Phase point simulations additionally provide information about the location of “attractors” in transcriptional space. Attractors are locations in a state space where phase points tend to converge and come to rest. By measuring the density of phase points in transcriptional space and examining the positions where they come to rest, we can identify attractors and determine if young and aged phase point simulations share attractors, or have unique attractors.
Visualizing the density of phase points in transcriptional space as the total number of phase points to pass through a region, there are qualitatively few differences in the shape of trajectories between young and aged cells (Fig. 6F). Focusing on the locations where phase points come to rest, there are likewise modest differences in the specific shapes of attractor states, but overall similar attractor positions between young and aged phase point simulations (Fig. 6G). Collectively, results of these phase point simulations suggest that the set of intermediate transcriptional states a MuSC visits in the course of activation is largely similar between young and aged cells. However, aged cells appear to activate at a slower rate than young counterparts. Each of these points supports the Different Rates model of aging pathology outlined above.

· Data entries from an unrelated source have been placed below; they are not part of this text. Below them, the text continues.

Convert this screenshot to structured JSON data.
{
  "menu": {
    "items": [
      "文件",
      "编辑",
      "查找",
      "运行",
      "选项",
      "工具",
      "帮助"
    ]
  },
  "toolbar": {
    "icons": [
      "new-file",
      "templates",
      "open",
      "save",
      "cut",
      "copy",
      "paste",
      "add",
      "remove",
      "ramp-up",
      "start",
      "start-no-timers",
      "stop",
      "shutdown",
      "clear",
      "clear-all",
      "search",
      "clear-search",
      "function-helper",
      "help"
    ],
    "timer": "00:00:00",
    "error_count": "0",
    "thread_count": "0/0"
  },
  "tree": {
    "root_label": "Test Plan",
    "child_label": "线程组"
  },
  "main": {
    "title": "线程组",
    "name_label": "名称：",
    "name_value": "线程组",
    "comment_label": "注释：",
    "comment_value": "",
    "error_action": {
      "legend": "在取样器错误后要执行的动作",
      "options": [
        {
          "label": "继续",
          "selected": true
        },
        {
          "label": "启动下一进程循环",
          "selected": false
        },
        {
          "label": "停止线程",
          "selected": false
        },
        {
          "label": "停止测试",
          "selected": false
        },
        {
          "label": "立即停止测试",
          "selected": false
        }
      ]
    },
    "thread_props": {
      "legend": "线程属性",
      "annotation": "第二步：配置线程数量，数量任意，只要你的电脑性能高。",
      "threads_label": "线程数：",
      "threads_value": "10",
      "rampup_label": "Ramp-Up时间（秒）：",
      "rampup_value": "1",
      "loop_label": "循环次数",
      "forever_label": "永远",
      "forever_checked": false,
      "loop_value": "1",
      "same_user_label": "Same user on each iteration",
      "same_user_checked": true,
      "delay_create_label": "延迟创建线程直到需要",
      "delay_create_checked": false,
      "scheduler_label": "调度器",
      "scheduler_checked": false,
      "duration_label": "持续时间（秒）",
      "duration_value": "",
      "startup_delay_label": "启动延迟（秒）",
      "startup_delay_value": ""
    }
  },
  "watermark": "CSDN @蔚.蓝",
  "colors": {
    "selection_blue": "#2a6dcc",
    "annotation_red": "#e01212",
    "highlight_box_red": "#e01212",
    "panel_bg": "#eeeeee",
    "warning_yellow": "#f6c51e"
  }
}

2.10 Lineage regression occurs during myogenic activation in a subset of MuSCs
The discovery of reserve cells generated during myogenic commitment more than 20 years ago first presented the idea that MuSCs may revert to earlier stages in the lineage progression under some conditions [57]. It is currently unclear how frequently MuSCs transition “backwards,” in the myogenic activation program. We assessed the frequency of MuSCs transitioning backward in the lineage progression by quantifying a “change in pseudotime” (ΔPseudotime) for each cell in our young MuSC single cell RNA-seq data set. ΔPseudotime was estimated using the k-nearest neighbors regression (kNN-R) model referenced above. Pseudotime values were predicted for the “future” transcriptomes inferred by RNA velocity, and the difference between the predicted pseuodotime and observed pseudotime values was taken as the ΔPseudotime (see Methods for details). We defined a cell as “regressing” in pseudotime if ΔPseudotime was more than 1/2 standard deviation below 0.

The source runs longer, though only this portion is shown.